Les droits de l’homme selon Tartuffe*

Mais où sont ces droits-de-l’hommistes acharnés, ces défenseurs farouches de la liberté, ces pourfendeurs de dictatures, ces journalistes contre la violence, ces intellectuels brillants, ces révoltés des beaux quartiers, ces révolutionnaires des salons chics de Beyrouth ?

Où sont-il donc ?

Où est donc leur plume d’habitude si prompte à l’indignation ? Où sont donc leurs diatribes cicéroniennes sur la morale et le droit ? Et leur formules cinglantes de gens qui ont lu des livres et qui peuvent citer de mémoire deux ou trois philosophes suédois ? Et leurs traits de génie si populaires à l’applaudimètre des cons ?

L’Arabie saoudite est nommée à la tête du Conseil des droits de l’homme des Nations Unies...

Non, ce n’est pas le titre d’un article du Gorafi, ni une couverture de Charlie Hebdo, encore moins une vanne du sémillant fiston Bedos.

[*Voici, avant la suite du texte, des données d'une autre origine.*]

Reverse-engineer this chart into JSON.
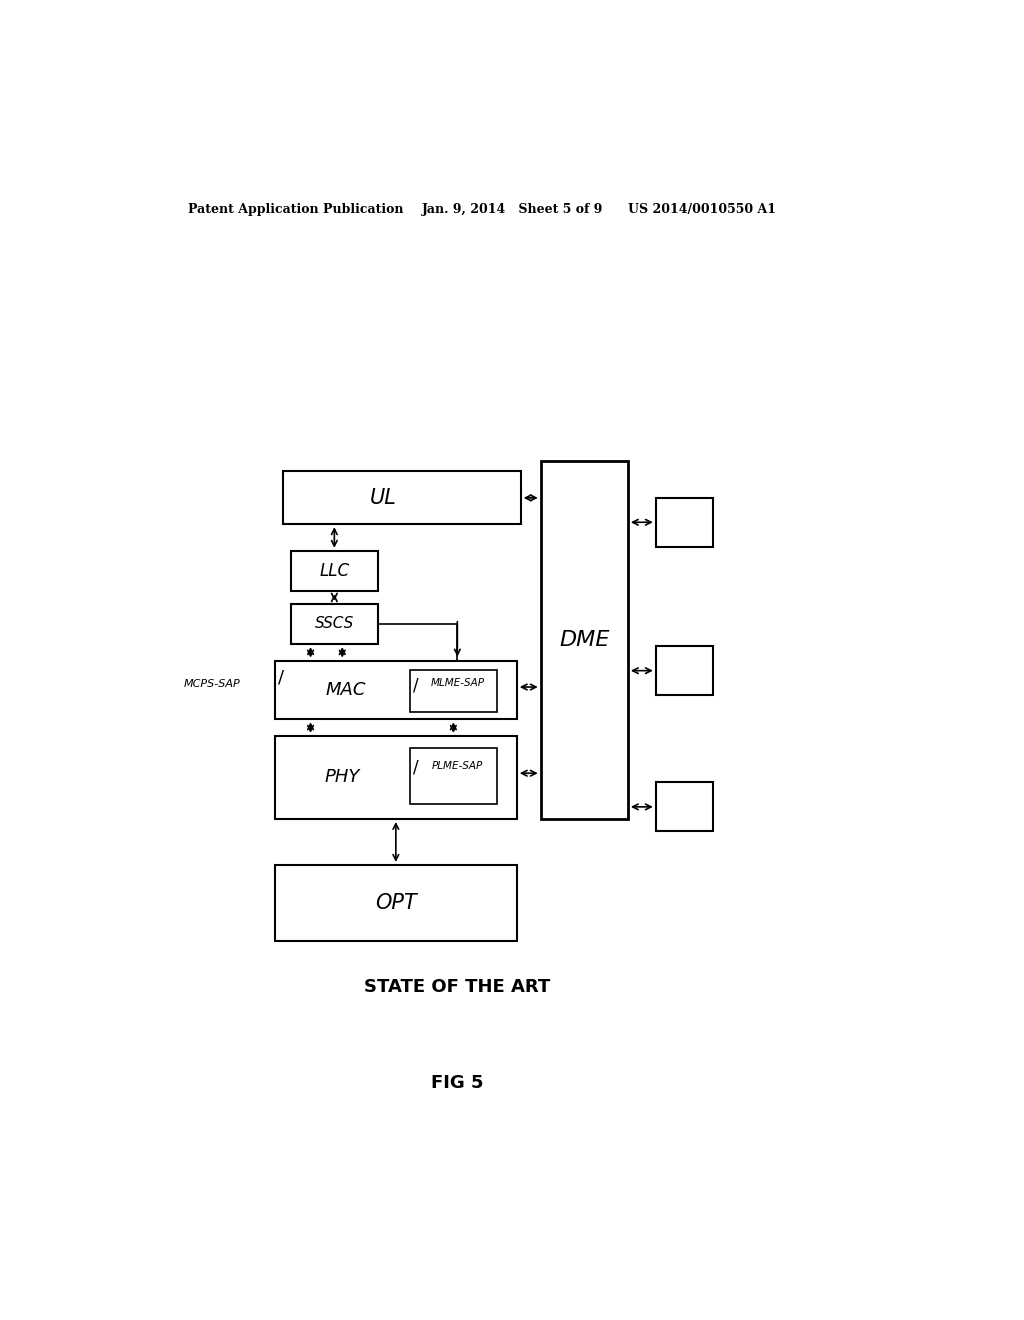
{
  "header_text": "Patent Application Publication",
  "header_date": "Jan. 9, 2014   Sheet 5 of 9",
  "header_patent": "US 2014/0010550 A1",
  "title": "STATE OF THE ART",
  "fig_label": "FIG 5",
  "ul": [
    0.195,
    0.64,
    0.3,
    0.052
  ],
  "llc": [
    0.205,
    0.574,
    0.11,
    0.04
  ],
  "sscs": [
    0.205,
    0.522,
    0.11,
    0.04
  ],
  "mac": [
    0.185,
    0.448,
    0.305,
    0.058
  ],
  "phy": [
    0.185,
    0.35,
    0.305,
    0.082
  ],
  "opt": [
    0.185,
    0.23,
    0.305,
    0.075
  ],
  "dme": [
    0.52,
    0.35,
    0.11,
    0.352
  ],
  "sb1": [
    0.665,
    0.618,
    0.072,
    0.048
  ],
  "sb2": [
    0.665,
    0.472,
    0.072,
    0.048
  ],
  "sb3": [
    0.665,
    0.338,
    0.072,
    0.048
  ],
  "mlme_inner_mac": [
    0.355,
    0.455,
    0.11,
    0.042
  ],
  "plme_inner_phy": [
    0.355,
    0.365,
    0.11,
    0.055
  ]
}
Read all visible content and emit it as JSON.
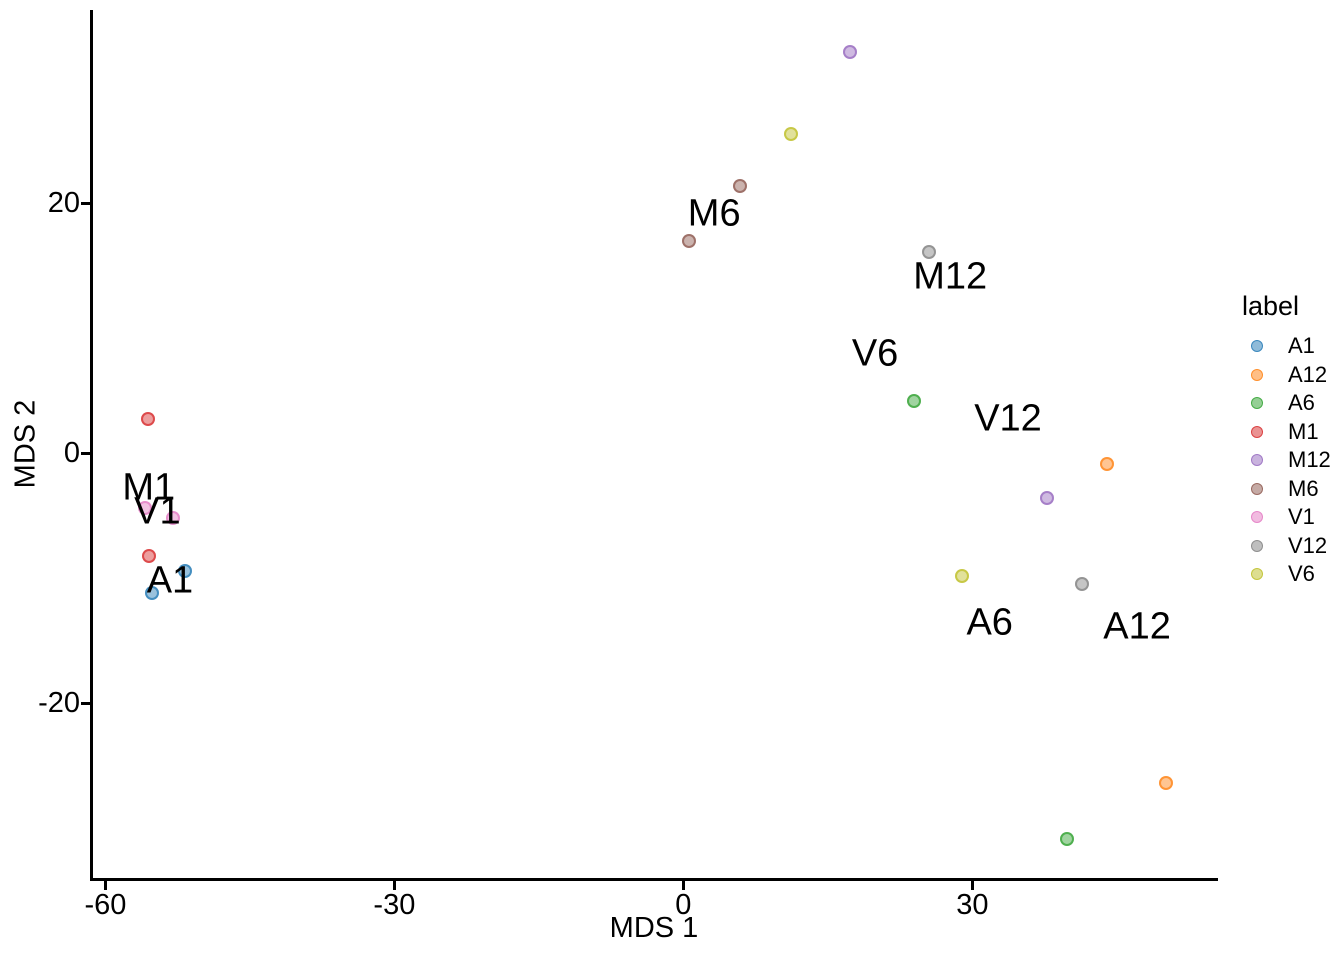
{
  "chart_data": {
    "type": "scatter",
    "title": "",
    "xlabel": "MDS 1",
    "ylabel": "MDS 2",
    "xlim": [
      -61.6,
      55.5
    ],
    "ylim": [
      -34.0,
      35.44
    ],
    "xticks": [
      -60,
      -30,
      0,
      30
    ],
    "yticks": [
      -20,
      0,
      20
    ],
    "grid": false,
    "point_alpha": 0.45,
    "background": "#ffffff",
    "axis_color": "#000000",
    "legend": {
      "title": "label",
      "position": "right",
      "entries": [
        {
          "label": "A1",
          "color": "#1f77b4"
        },
        {
          "label": "A12",
          "color": "#ff7f0e"
        },
        {
          "label": "A6",
          "color": "#2ca02c"
        },
        {
          "label": "M1",
          "color": "#d62728"
        },
        {
          "label": "M12",
          "color": "#9467bd"
        },
        {
          "label": "M6",
          "color": "#8c564b"
        },
        {
          "label": "V1",
          "color": "#e377c2"
        },
        {
          "label": "V12",
          "color": "#7f7f7f"
        },
        {
          "label": "V6",
          "color": "#bcbd22"
        }
      ]
    },
    "series": [
      {
        "name": "A1",
        "color": "#1f77b4",
        "points": [
          [
            -51.7,
            -9.4
          ],
          [
            -55.2,
            -11.2
          ]
        ]
      },
      {
        "name": "A12",
        "color": "#ff7f0e",
        "points": [
          [
            44.0,
            -0.9
          ],
          [
            50.1,
            -26.4
          ]
        ]
      },
      {
        "name": "A6",
        "color": "#2ca02c",
        "points": [
          [
            23.9,
            4.2
          ],
          [
            39.8,
            -30.9
          ]
        ]
      },
      {
        "name": "M1",
        "color": "#d62728",
        "points": [
          [
            -55.6,
            2.7
          ],
          [
            -55.5,
            -8.2
          ]
        ]
      },
      {
        "name": "M12",
        "color": "#9467bd",
        "points": [
          [
            17.3,
            32.1
          ],
          [
            37.8,
            -3.6
          ]
        ]
      },
      {
        "name": "M6",
        "color": "#8c564b",
        "points": [
          [
            5.9,
            21.4
          ],
          [
            0.6,
            17.0
          ]
        ]
      },
      {
        "name": "V1",
        "color": "#e377c2",
        "points": [
          [
            -55.9,
            -4.4
          ],
          [
            -53.0,
            -5.2
          ]
        ]
      },
      {
        "name": "V12",
        "color": "#7f7f7f",
        "points": [
          [
            25.5,
            16.1
          ],
          [
            41.4,
            -10.5
          ]
        ]
      },
      {
        "name": "V6",
        "color": "#bcbd22",
        "points": [
          [
            11.2,
            25.5
          ],
          [
            28.9,
            -9.8
          ]
        ]
      }
    ],
    "annotations": [
      {
        "text": "M1",
        "x": -55.5,
        "y": -2.8
      },
      {
        "text": "V1",
        "x": -54.6,
        "y": -4.7
      },
      {
        "text": "A1",
        "x": -53.3,
        "y": -10.2
      },
      {
        "text": "M6",
        "x": 3.2,
        "y": 19.1
      },
      {
        "text": "M12",
        "x": 27.7,
        "y": 14.1
      },
      {
        "text": "V6",
        "x": 19.9,
        "y": 7.9
      },
      {
        "text": "V12",
        "x": 33.7,
        "y": 2.7
      },
      {
        "text": "A6",
        "x": 31.8,
        "y": -13.6
      },
      {
        "text": "A12",
        "x": 47.1,
        "y": -13.9
      }
    ]
  }
}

C’est la triste et lamentable réalité d’un monde imbécile, corrompu, hypocrite et criminel.

Un monde où Raif Badawi, bloggeur de 39 ans, est condamné à mille coups de fouet. Où Ali Mohammed Al-Nimr, 21 ans, est condamné à mort par crucifixion. Un monde où l’on décapite à tour de bras. Où les réfugiés, les pauvres et les plus démunis n’existent que pour pavaner l’humanisme à la carte de quelques hipsters bien nés et bien pensants qui exposent leurs grands sentiments comme autant de Pervers Pépères à la sortie des maternelles.

Ce monde est leur monde, à ces précieux beyrouthins, intellocrates du mensonge, parangons du faux-semblant. Il leur ressemble et ils y sont comme des poissons dans l’eau. Comme des Pandas accrochés aux arbres. Comme des parasites agrippés à la fourrure des animaux domestiques, se délectant du sang de la bête comme on déguste un Château Pétrus 1967.

Leur monde est hideux. Et aucun fard, aucun artifice, aucun subterfuge ne pourra jamais cacher sa laideur.

Leur monde n’est pas le mien. Parce que dans mon monde, on ne dit pas pis que pendre de l’Arabie et des Saoudiens en privé et le contraire en public.

L’Arabie est un pays fascinant, à la beauté époustouflante, dans lequel j’ai séjourné à plusieurs reprises depuis mon adolescence. Un pays dans lequel j’ai travaillé et pour lequel j’ai accompli plusieurs de mes plus belles réussites professionnelles.

Les Saoudiens sont mes frères, mes semblables. Les Saoudiennes sont mes sœurs. Comment ne pas vouloir pour eux ce que je veux pour moi-même : le droits de vivre décemment et de s’exprimer librement ? On appelle ça le respect de l’autre. Et être conséquent avec soi-même. Deux choses que ces pharisiens libanais semblent ou font mine d’ignorer.

Leur monde n’est décidément pas le mien. Et je doute qu’il le devienne un jour.


© Claude El Khal, 2015

Photo : Raif Badawi (à gauche) et Ali Mohammed Al-Nimr (à droite)
*Tartuffe : "Le Tartuffe ou l'Imposteur" est une comédie en cinq actes de Molière.